La motivation retient que la vérification des créances antérieures est toujours en cours. Le délai de déclaration des créances postérieures court jusqu’en juillet 2026.

“les délais de clôture de la procédure dans les 6 mois imposés par l’article L644-5 du Code de Commerce ne pourront pas être respectés en raison de la vérification des créances antérieures en cours, du délai de déclaration de créances postérieures qui se terminera à la fin du mois de juillet 2026 et de la répartition en découlant” (Motivation du jugement).

La valeur de cette motivation est de reconnaître que la complexité des opérations justifie un changement de régime. La portée est d’éviter une clôture précipitée au détriment des créanciers.

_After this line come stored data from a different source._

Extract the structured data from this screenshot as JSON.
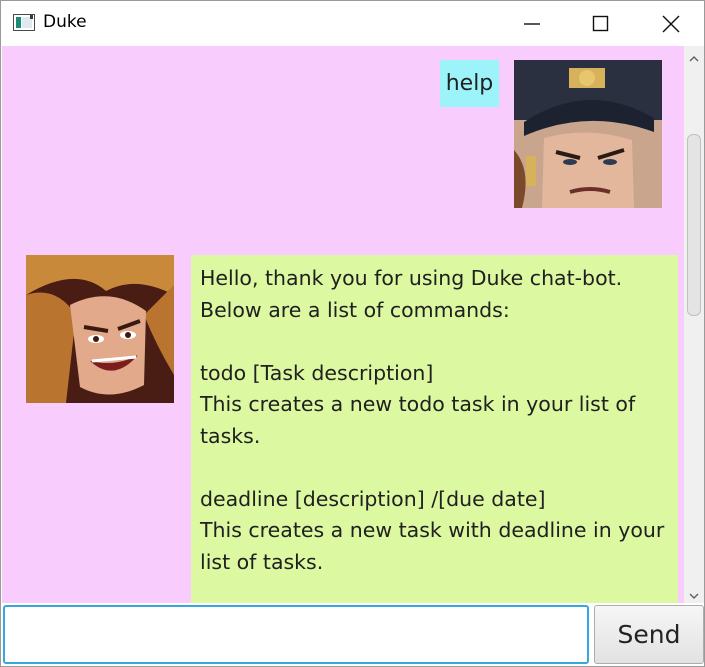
{
  "window": {
    "title": "Duke"
  },
  "chat": {
    "messages": [
      {
        "sender": "user",
        "text": "help"
      },
      {
        "sender": "bot",
        "text": "Hello, thank you for using Duke chat-bot.\nBelow are a list of commands:\n\ntodo [Task description]\nThis creates a new todo task in your list of tasks.\n\ndeadline [description] /[due date]\nThis creates a new task with deadline in your list of tasks."
      }
    ]
  },
  "input": {
    "value": "",
    "placeholder": ""
  },
  "send_button": {
    "label": "Send"
  },
  "colors": {
    "chat_background": "#f8ccfc",
    "user_bubble": "#9cf3fa",
    "bot_bubble": "#dcf8a0",
    "input_focus_border": "#37a7dc"
  },
  "icons": {
    "app": "app-window-icon",
    "minimize": "minimize-icon",
    "maximize": "maximize-icon",
    "close": "close-icon"
  }
}
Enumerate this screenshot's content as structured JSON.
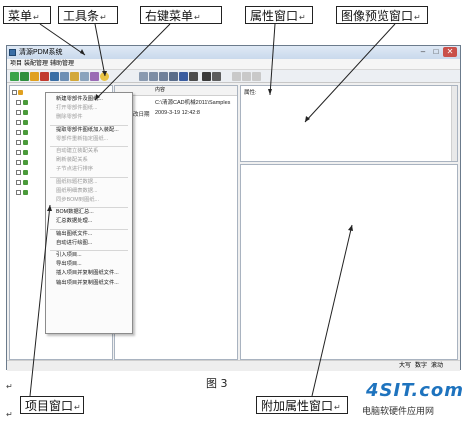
{
  "callouts": {
    "menu": "菜单",
    "toolbar": "工具条",
    "context_menu": "右键菜单",
    "properties_window": "属性窗口",
    "image_preview_window": "图像预览窗口",
    "project_window": "项目窗口",
    "extra_properties_window": "附加属性窗口",
    "mark": "↵"
  },
  "figure_caption": "图 3",
  "watermark": {
    "brand": "4SIT.com",
    "subtitle": "电脑软硬件应用网"
  },
  "window": {
    "title": "清源PDM系统",
    "menu": [
      "项目",
      "装配管理",
      "辅助管理"
    ]
  },
  "list_pane": {
    "header": "内容",
    "rows": [
      {
        "label": "",
        "value": "C:\\清源CAD机械2011\\Samples"
      },
      {
        "label": "改日期",
        "value": "2009-3-19 12:42:8"
      }
    ]
  },
  "properties_pane": {
    "label": "属性:"
  },
  "context_menu": {
    "items": [
      {
        "label": "新建零部件及图纸...",
        "disabled": false
      },
      {
        "label": "打开零部件图纸...",
        "disabled": true
      },
      {
        "label": "删除零部件",
        "disabled": true
      },
      {
        "sep": true
      },
      {
        "label": "提取零部件图纸加入装配...",
        "disabled": false
      },
      {
        "label": "零部件重新指定图纸...",
        "disabled": true
      },
      {
        "sep": true
      },
      {
        "label": "自动建立装配关系",
        "disabled": true
      },
      {
        "label": "刷新装配关系",
        "disabled": true
      },
      {
        "label": "子节点进行排序",
        "disabled": true
      },
      {
        "sep": true
      },
      {
        "label": "图纸标题栏数据...",
        "disabled": true
      },
      {
        "label": "图纸明细表数据...",
        "disabled": true
      },
      {
        "label": "同步BOM到图纸...",
        "disabled": true
      },
      {
        "sep": true
      },
      {
        "label": "BOM数据汇总...",
        "disabled": false
      },
      {
        "label": "汇总数据处理...",
        "disabled": false
      },
      {
        "sep": true
      },
      {
        "label": "输出图纸文件...",
        "disabled": false
      },
      {
        "label": "自动进行绘图...",
        "disabled": false
      },
      {
        "sep": true
      },
      {
        "label": "引入项目...",
        "disabled": false
      },
      {
        "label": "导出项目...",
        "disabled": false
      },
      {
        "label": "插入项目并复制图纸文件...",
        "disabled": false
      },
      {
        "label": "输出项目并复制图纸文件...",
        "disabled": false
      }
    ]
  },
  "statusbar": {
    "caps": "大写",
    "num": "数字",
    "scroll": "滚动"
  }
}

II. Le basculement vers les règles de la liquidation judiciaire de droit commun

Le tribunal décide de ne plus faire application des règles simplifiées. Il ordonne le retour au droit commun de la liquidation judiciaire.

En conséquence, il désigne un notaire pour la prisée des biens immobiliers. Il fixe un délai de douze mois pour l’établissement de la liste des créances.

Le jugement fixe également à deux ans le délai maximal pour examiner la clôture de la procédure. Cette mesure assure un cadre temporel réaliste et adapté à la complexité du dossier.

La valeur de cette décision est d’offrir une souplesse procédurale indispensable à une liquidation efficace. Sa portée est de permettre au liquidateur de mener à bien toutes les opérations sans contrainte calendaire excessive.

Source : Cour de cassation – Base Open Data « Judilibre » & « Légifrance ».